Venezuela and Trinidad are the main suppliers of refined oil to the region. But as Trinidad and Tobago receives one-third of its crude from Venezuela, it will need to buy crude elsewhere at higher prices if its Venezuelan shipments don't arrive this month.
"Picking it up at a higher price, that is going to affect all of us," Byron Blake, assistant secretary general of the 15-member Caribbean Community, said on Friday.
As Venezuela's general strike affects world oil prices, at least six Caribbean countries, including Guyana and Jamaica, have asked neighbouring Trinidad for help in keeping up reserves of refined oil products, a Trinidadian diplomat in Venezuela said.
"When we receive Venezuelan crude, we first have to take care of our domestic needs and then consider helping our neighbouring countries," Trinidad charge d'affairs Nieves Callender said on Friday.

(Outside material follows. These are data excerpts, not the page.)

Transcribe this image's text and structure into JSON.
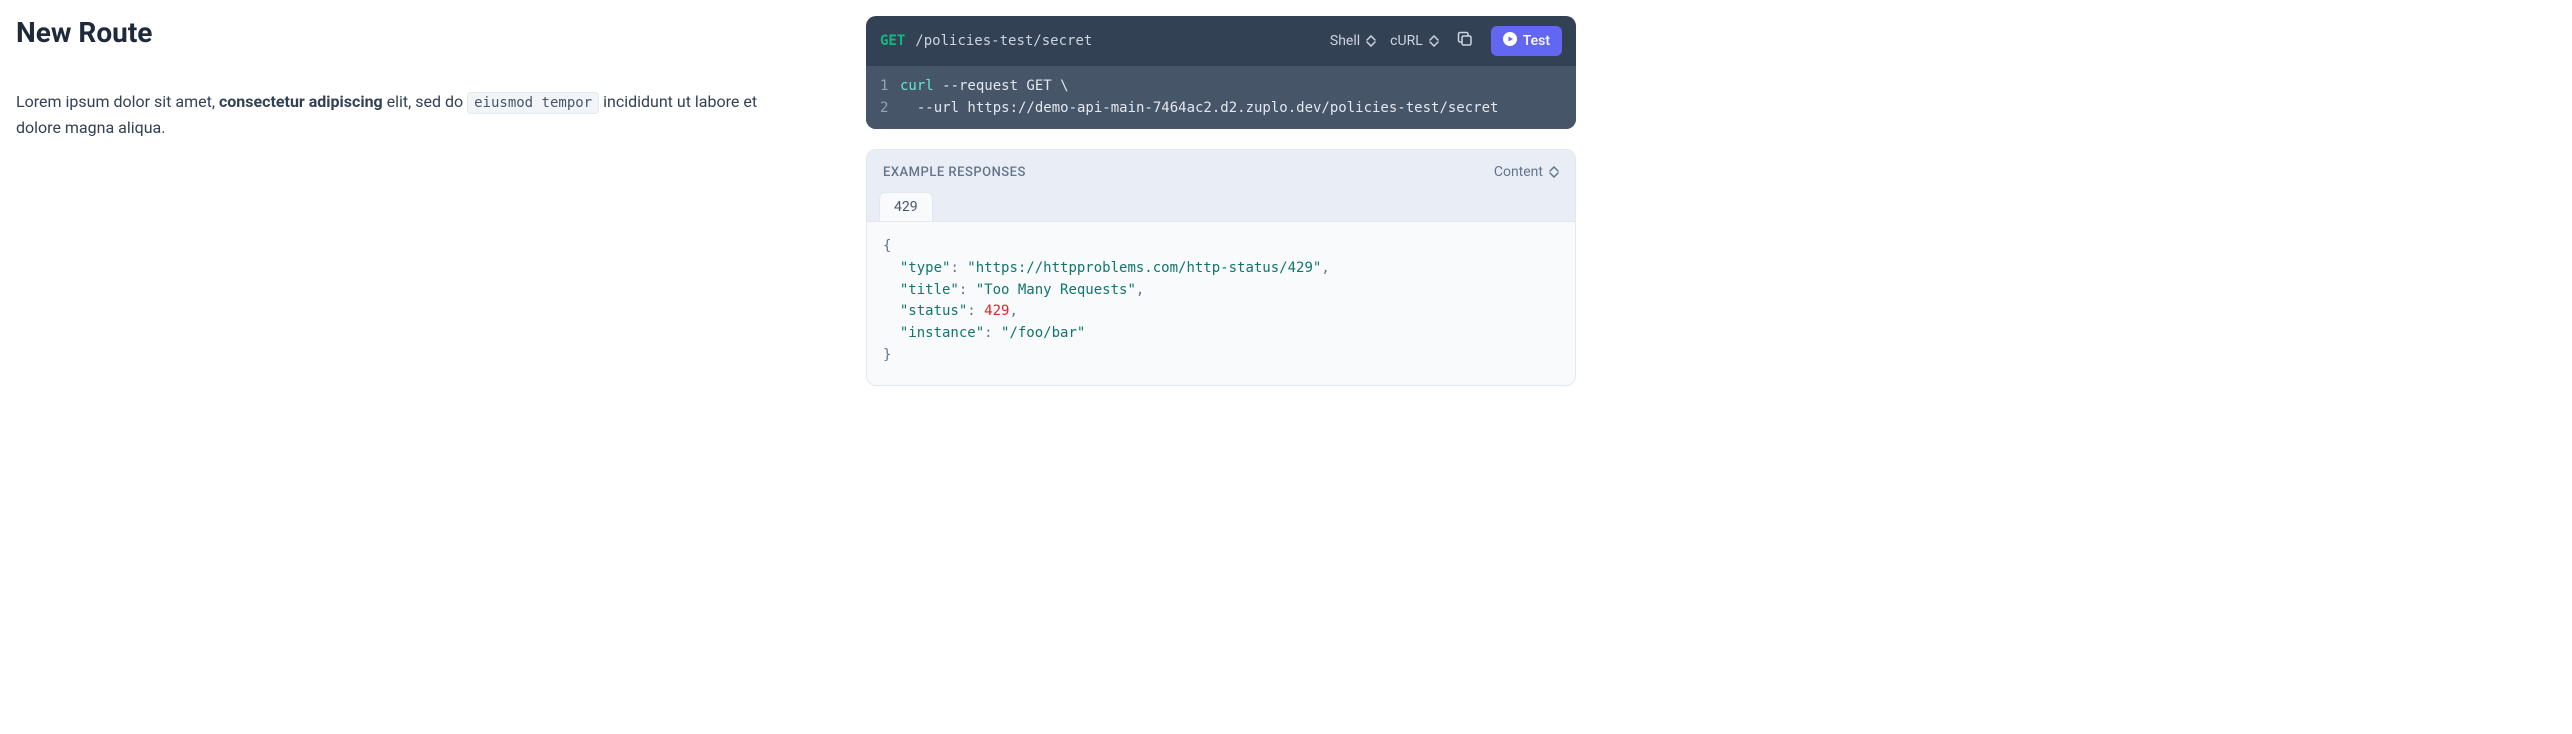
{
  "page": {
    "title": "New Route",
    "description_pre": "Lorem ipsum dolor sit amet, ",
    "description_bold": "consectetur adipiscing",
    "description_mid": " elit, sed do ",
    "description_code": "eiusmod tempor",
    "description_post": " incididunt ut labore et dolore magna aliqua."
  },
  "request": {
    "method": "GET",
    "path": "/policies-test/secret",
    "language_selector": "Shell",
    "tool_selector": "cURL",
    "test_button": "Test",
    "code": {
      "line1_cmd": "curl",
      "line1_rest": " --request GET \\",
      "line2": "  --url https://demo-api-main-7464ac2.d2.zuplo.dev/policies-test/secret"
    }
  },
  "response": {
    "section_title": "EXAMPLE RESPONSES",
    "content_selector": "Content",
    "tab_label": "429",
    "body": {
      "type_key": "\"type\"",
      "type_val": "\"https://httpproblems.com/http-status/429\"",
      "title_key": "\"title\"",
      "title_val": "\"Too Many Requests\"",
      "status_key": "\"status\"",
      "status_val": "429",
      "instance_key": "\"instance\"",
      "instance_val": "\"/foo/bar\""
    }
  }
}
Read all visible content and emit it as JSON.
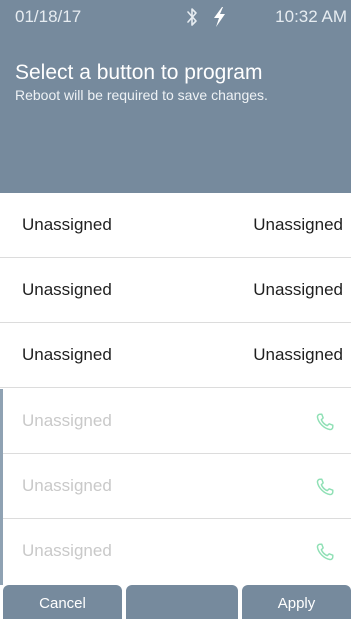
{
  "status": {
    "date": "01/18/17",
    "time": "10:32 AM",
    "icons": [
      "bluetooth-icon",
      "lightning-icon"
    ]
  },
  "header": {
    "title": "Select a button to program",
    "subtitle": "Reboot will be required to save changes."
  },
  "rows": [
    {
      "left": "Unassigned",
      "right": "Unassigned",
      "state": "active"
    },
    {
      "left": "Unassigned",
      "right": "Unassigned",
      "state": "active"
    },
    {
      "left": "Unassigned",
      "right": "Unassigned",
      "state": "active"
    },
    {
      "left": "Unassigned",
      "icon": "phone-icon",
      "state": "inactive"
    },
    {
      "left": "Unassigned",
      "icon": "phone-icon",
      "state": "inactive"
    },
    {
      "left": "Unassigned",
      "icon": "phone-icon",
      "state": "inactive"
    }
  ],
  "softkeys": {
    "cancel": "Cancel",
    "middle": "",
    "apply": "Apply"
  },
  "colors": {
    "header_bg": "#768a9d",
    "softkey_bg": "#768a9d",
    "phone_icon": "#8fe0b5",
    "inactive_text": "#c9c9c9"
  }
}
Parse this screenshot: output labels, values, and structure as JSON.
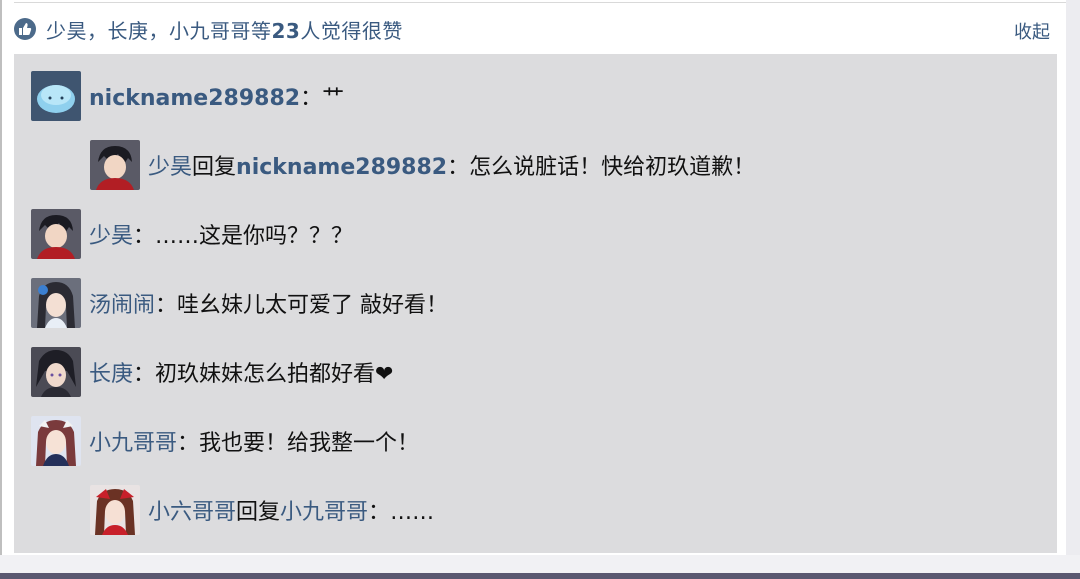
{
  "likes": {
    "prefix": "少昊，长庚，小九哥哥等",
    "count": "23",
    "suffix": "人觉得很赞",
    "collapse_label": "收起"
  },
  "comments": [
    {
      "user": "nickname289882",
      "separator": "：",
      "text": "艹"
    },
    {
      "user": "少昊",
      "reply_word": "回复",
      "reply_to": "nickname289882",
      "separator": "：",
      "text": "怎么说脏话！快给初玖道歉！"
    },
    {
      "user": "少昊",
      "separator": "：",
      "text": "……这是你吗？？？"
    },
    {
      "user": "汤闹闹",
      "separator": "：",
      "text": "哇幺妹儿太可爱了 敲好看！"
    },
    {
      "user": "长庚",
      "separator": "：",
      "text": "初玖妹妹怎么拍都好看❤"
    },
    {
      "user": "小九哥哥",
      "separator": "：",
      "text": "我也要！给我整一个！"
    },
    {
      "user": "小六哥哥",
      "reply_word": "回复",
      "reply_to": "小九哥哥",
      "separator": "：",
      "text": "……"
    }
  ],
  "colors": {
    "link": "#3a5a80",
    "panel": "#dcdcde"
  }
}
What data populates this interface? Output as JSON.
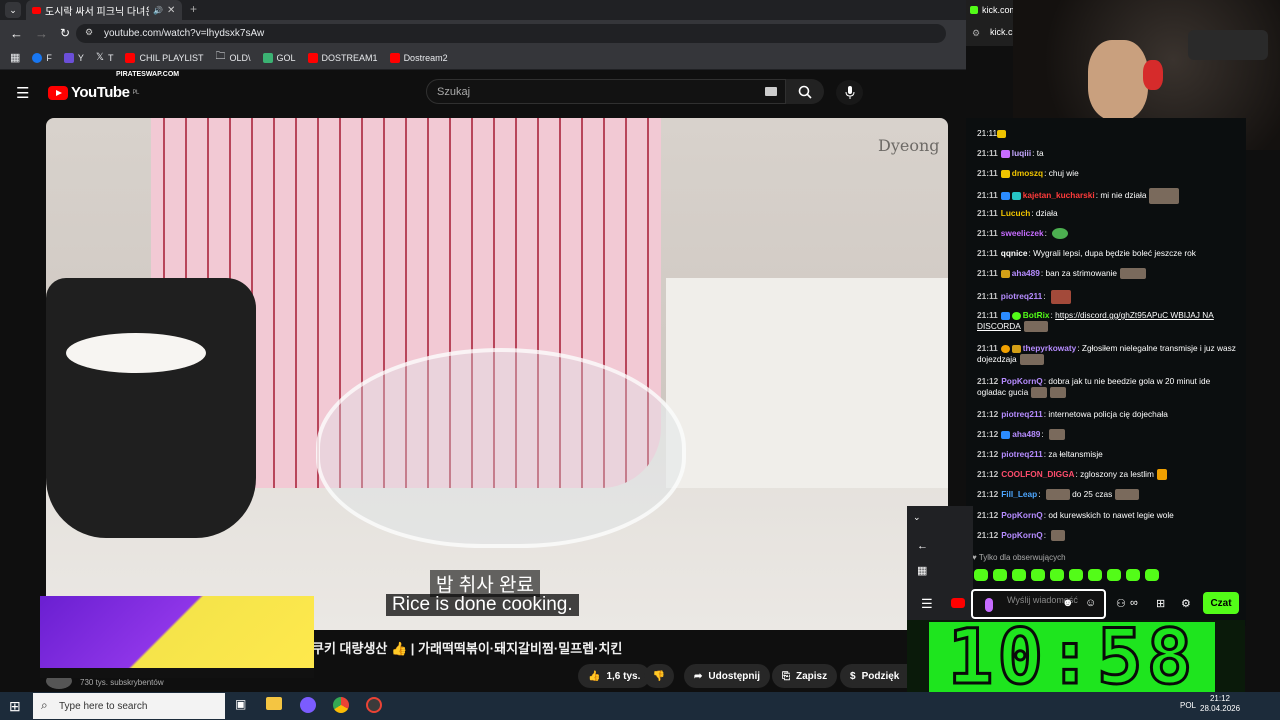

Under the 1980 San Jose Pact, Venezuela and Mexico provide oil at preferential rates to 11 other Caribbean and Central American countries, including Guatemala, Dominican Republic, Haiti, Honduras, Belize, Nicaragua, Barbados, Costa Rica, El Salvador, Jamaica and Panama.
Other countries, like Trinidad, have separate deals with Venezuela.
Prior to the Venezuelan opposition strike, Venezuela and Mexico each provided 80,000 barrels a day to countries under the pact. But Venezuelan exports have been reduced to a trickle by the protests against President Hugo Chavez's government.